Landfalls in Homeschooling
For Lambert Block, his longest voyage lasted 16 years and resulted in safe passages for his children into Ivy League Colleges. From our September 2004 issue.
Cruising families take to homeschooling out of necessity, though it’s as much a part of the dream as waterfalls and sunsets. Luci, and me, the Calvert School (www.calvertschool.org) in Baltimore was boss, and our kids, Gerry and Kate, completed the eight-year curriculum. Calvert is a godsend for cruisers, and we have nothing but praise for the school. We did suffer, however, not by their hand but by the vagaries of overseas mail delivery.
We therefore found we couldn’t use Calvert’s Advisory Teaching Service because it so complicated our passagemaking. Thus, we didn’t send in our kids’ work for grading and teacher evaluation. We did that on the boat. We also never pushed formal schooling on the children while we were on an ocean passage—coastal and inter-island, yes; ocean, no.
With the finish of eighth grade, the Calvert program ends, and things get a little more serious. This is a point of no return for homeschooling cruisers, and attrition surely sets in. Grades nine through 12 provide the transcript for college admissions offices, and at this stage, you’re forced to choose a provider: a boarding school, a correspondence school, or true homeschooling, in which you have all the responsibility. The Internet came along just in time. Correspondence school was our choice, and we’ve never looked back. We chose the program of the North Dakota Division of Independent Study, headquartered in Fargo, North Dakota. It provides a wonderful and complete course catalog, and the teachers are first-rate.
Regardless of which provider you choose, it’s good to get an entry application from the website of the college on which your child has set his or her sights. The freshest versions are generally available in September. Using this application as your target, you can chart the student’s next four years of instruction.

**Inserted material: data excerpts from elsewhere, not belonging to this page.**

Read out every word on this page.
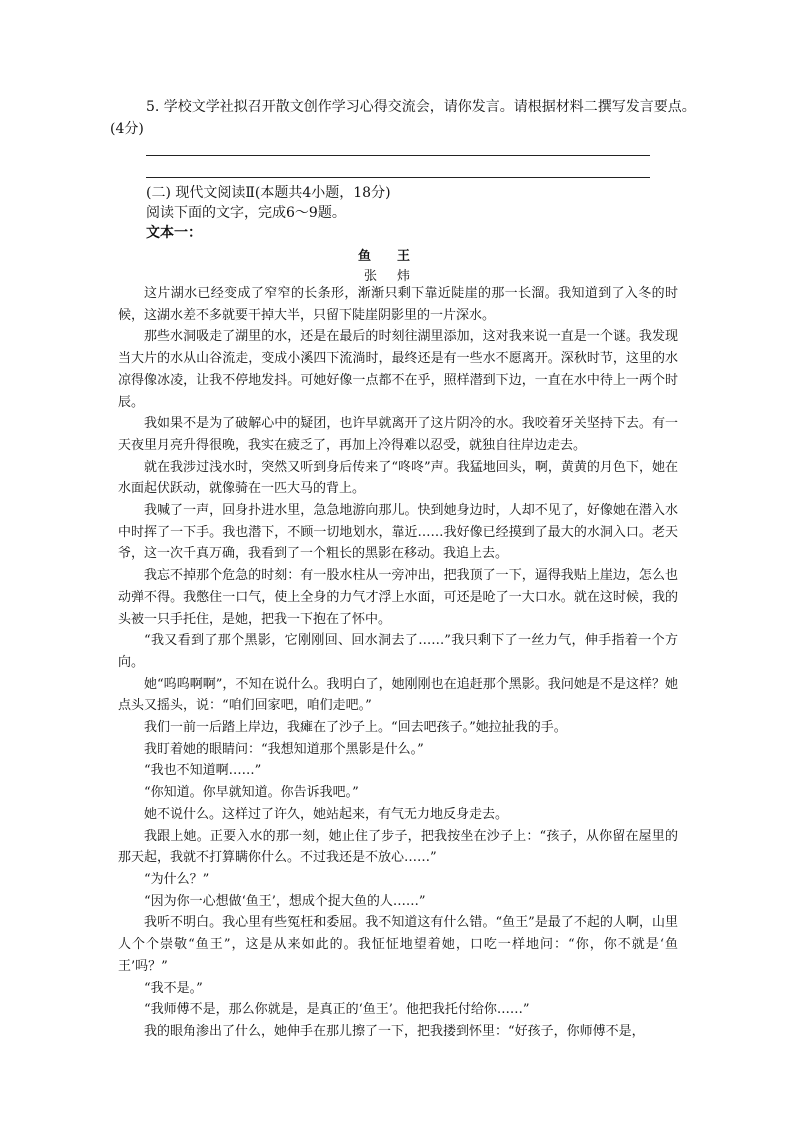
5. 学校文学社拟召开散文创作学习心得交流会，请你发言。请根据材料二撰写发言要点。
(4分)
(二) 现代文阅读Ⅱ(本题共4小题，18分)
阅读下面的文字，完成6～9题。
文本一：
鱼王
张炜

这片湖水已经变成了窄窄的长条形，渐渐只剩下靠近陡崖的那一长溜。我知道到了入冬的时候，这湖水差不多就要干掉大半，只留下陡崖阴影里的一片深水。

那些水洞吸走了湖里的水，还是在最后的时刻往湖里添加，这对我来说一直是一个谜。我发现当大片的水从山谷流走，变成小溪四下流淌时，最终还是有一些水不愿离开。深秋时节，这里的水凉得像冰凌，让我不停地发抖。可她好像一点都不在乎，照样潜到下边，一直在水中待上一两个时辰。

我如果不是为了破解心中的疑团，也许早就离开了这片阴冷的水。我咬着牙关坚持下去。有一天夜里月亮升得很晚，我实在疲乏了，再加上冷得难以忍受，就独自往岸边走去。

就在我涉过浅水时，突然又听到身后传来了“咚咚”声。我猛地回头，啊，黄黄的月色下，她在水面起伏跃动，就像骑在一匹大马的背上。

我喊了一声，回身扑进水里，急急地游向那儿。快到她身边时，人却不见了，好像她在潜入水中时挥了一下手。我也潜下，不顾一切地划水，靠近……我好像已经摸到了最大的水洞入口。老天爷，这一次千真万确，我看到了一个粗长的黑影在移动。我追上去。

我忘不掉那个危急的时刻：有一股水柱从一旁冲出，把我顶了一下，逼得我贴上崖边，怎么也动弹不得。我憋住一口气，使上全身的力气才浮上水面，可还是呛了一大口水。就在这时候，我的头被一只手托住，是她，把我一下抱在了怀中。

“我又看到了那个黑影，它刚刚回、回水洞去了……”我只剩下了一丝力气，伸手指着一个方向。

她“呜呜啊啊”，不知在说什么。我明白了，她刚刚也在追赶那个黑影。我问她是不是这样？她点头又摇头，说：“咱们回家吧，咱们走吧。”

我们一前一后踏上岸边，我瘫在了沙子上。“回去吧孩子。”她拉扯我的手。

我盯着她的眼睛问：“我想知道那个黑影是什么。”

“我也不知道啊……”

“你知道。你早就知道。你告诉我吧。”

她不说什么。这样过了许久，她站起来，有气无力地反身走去。

我跟上她。正要入水的那一刻，她止住了步子，把我按坐在沙子上：“孩子，从你留在屋里的那天起，我就不打算瞒你什么。不过我还是不放心……”

“为什么？”

“因为你一心想做‘鱼王’，想成个捉大鱼的人……”

我听不明白。我心里有些冤枉和委屈。我不知道这有什么错。“鱼王”是最了不起的人啊，山里人个个崇敬“鱼王”，这是从来如此的。我怔怔地望着她，口吃一样地问：“你，你不就是‘鱼王’吗？”

“我不是。”

“我师傅不是，那么你就是，是真正的‘鱼王’。他把我托付给你……”

我的眼角渗出了什么，她伸手在那儿擦了一下，把我搂到怀里：“好孩子，你师傅不是，
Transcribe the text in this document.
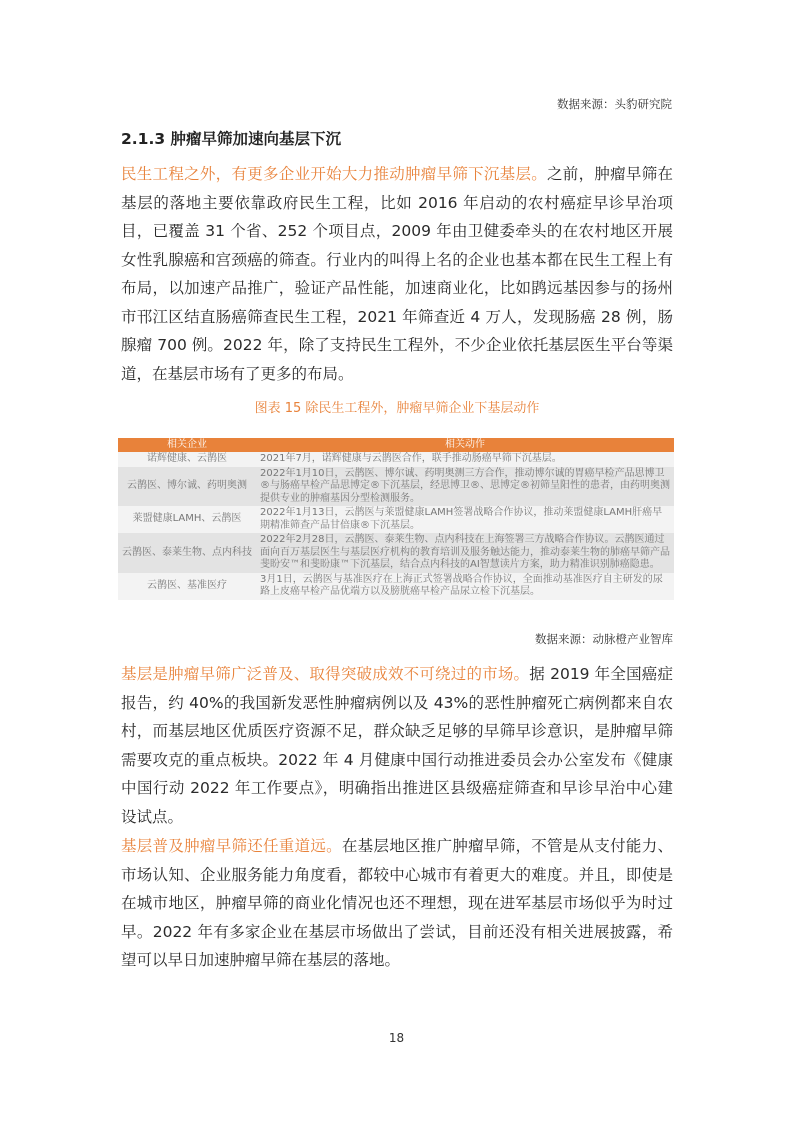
数据来源：头豹研究院
2.1.3 肿瘤早筛加速向基层下沉
民生工程之外，有更多企业开始大力推动肿瘤早筛下沉基层。之前，肿瘤早筛在基层的落地主要依靠政府民生工程，比如 2016 年启动的农村癌症早诊早治项目，已覆盖 31 个省、252 个项目点，2009 年由卫健委牵头的在农村地区开展女性乳腺癌和宫颈癌的筛查。行业内的叫得上名的企业也基本都在民生工程上有布局，以加速产品推广，验证产品性能，加速商业化，比如鹍远基因参与的扬州市邗江区结直肠癌筛查民生工程，2021 年筛查近 4 万人，发现肠癌 28 例，肠腺瘤 700 例。2022 年，除了支持民生工程外，不少企业依托基层医生平台等渠道，在基层市场有了更多的布局。
图表 15 除民生工程外，肿瘤早筛企业下基层动作
相关企业	相关动作
诺辉健康、云鹊医	2021年7月，诺辉健康与云鹊医合作，联手推动肠癌早筛下沉基层。
云鹊医、博尔诚、药明奥测	2022年1月10日，云鹊医、博尔诚、药明奥测三方合作，推动博尔诚的胃癌早检产品思博卫®与肠癌早检产品思博定®下沉基层，经思博卫®、思博定®初筛呈阳性的患者，由药明奥测提供专业的肿瘤基因分型检测服务。
莱盟健康LAMH、云鹊医	2022年1月13日，云鹊医与莱盟健康LAMH签署战略合作协议，推动莱盟健康LAMH肝癌早期精准筛查产品甘倍康®下沉基层。
云鹊医、泰莱生物、点内科技	2022年2月28日，云鹊医、泰莱生物、点内科技在上海签署三方战略合作协议。云鹊医通过面向百万基层医生与基层医疗机构的教育培训及服务触达能力，推动泰莱生物的肺癌早筛产品斐盼安™和斐盼康™下沉基层，结合点内科技的AI智慧读片方案，助力精准识别肺癌隐患。
云鹊医、基准医疗	3月1日，云鹊医与基准医疗在上海正式签署战略合作协议，全面推动基准医疗自主研发的尿路上皮癌早检产品优端方以及膀胱癌早检产品尿立检下沉基层。
数据来源：动脉橙产业智库
基层是肿瘤早筛广泛普及、取得突破成效不可绕过的市场。据 2019 年全国癌症报告，约 40%的我国新发恶性肿瘤病例以及 43%的恶性肿瘤死亡病例都来自农村，而基层地区优质医疗资源不足，群众缺乏足够的早筛早诊意识，是肿瘤早筛需要攻克的重点板块。2022 年 4 月健康中国行动推进委员会办公室发布《健康中国行动 2022 年工作要点》，明确指出推进区县级癌症筛查和早诊早治中心建设试点。
基层普及肿瘤早筛还任重道远。在基层地区推广肿瘤早筛，不管是从支付能力、市场认知、企业服务能力角度看，都较中心城市有着更大的难度。并且，即使是在城市地区，肿瘤早筛的商业化情况也还不理想，现在进军基层市场似乎为时过早。2022 年有多家企业在基层市场做出了尝试，目前还没有相关进展披露，希望可以早日加速肿瘤早筛在基层的落地。
18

For us, the application process itself forced a rather unexpected change in cruising destinations. We found it impossible to seriously cruise during the year and a half preceding my son’s college application. With SATs (Scholastic Assessment Tests), ACTs (American College Tests), five SAT IIs (focusing on specific subjects), two teacher’s recommendations, essays, and the very forms themselves, not to mention the schooling, we couldn’t be out and about for more than a couple of weeks.
We had to remove ourselves from horizon temptation, so we left Maine, sailed across the Gulf of Mexico, and anchored in Clear Lake, Texas. From there, we all went into the trenches, and my son was accepted as an “early decision” at Columbia University, in New York City. The following August, we took a mooring on the Hudson River, and my son traded his forepeak berth for a dorm room. This was our first “landfall.”
As my daughter was three years behind in the process, we knew we’d soon be harborbound again, this time in the Bahamas. There we focused on finishing the college-entrance voyage we started years ago. My daughter was accepted at the University of Pennsylvania, and we’re glowing with pride. This was our second and final landfall as seafaring homeschoolers.
Homeschooling has worked very well for our family. We found that if we taught the courses one subject at a time, we could better manage the interruptions that go with life afloat. The children made huge sacrifices, and their rewards were in question right up to the end. But as we look back, we see the advantages—such as being able to alter the traditional teaching process.
Generally speaking, a typical high-school course takes about six weeks to complete if it’s conducted nonstop. Of course, many subjects require two semesters to complete, and the time doubles. Yet it’s a real advantage to go “cover to cover” in this way because the subjects are better mastered when the concepts flow, and you don’t move on until each concept is worked out. Time management plays a part here, but things move more quickly when they’re compressed.
We found a manageable harmony in schooling the kids 12 months a year rather than the customary nine plus a long, relaxing summer break. Downtime for our students was most often linked to boat problems or passagemaking in those middle years. We moved around constantly, and they learned to cope. Later, as both kids became self-propelled as students, there were breaks for SAT preparation and testing. These tests go on forever, and the results aren’t taken lightly. Homeschoolers can do a lot with test prep, and ours did. That in itself is quite helpful.
To sailing families who plan to homeschool past the eighth grade, I offer a final word of encouragement and advice: Colleges that offer “need-blind admissions” (on merit only, without knowledge of your ability to pay) and “demonstrated-need assistance” (the difference between a family’s tuition contribution and the cost of attendance) are worthy of all the effort you and your children can make. These schools love diversity, and they offer tailored grants that will make all the difference financially.
The last bonus is, to us, the most apparent, and it’s one that played to the heart of our passion. We kept moving. For as travel opened the doors to learning, sailing became the teacher and the oceans became the classroom. This aspect develops with time and the ability to execute the passages. Thus, a good boat is the essential advantage.
Florida resident Lambert Block and his family have cruised the Pacific, Atlantic, and Indian oceans and the Caribbean Sea in their 38-foot sloop, Toucan, and, since 1991, in their Hallberg-Rassy 49, Flight.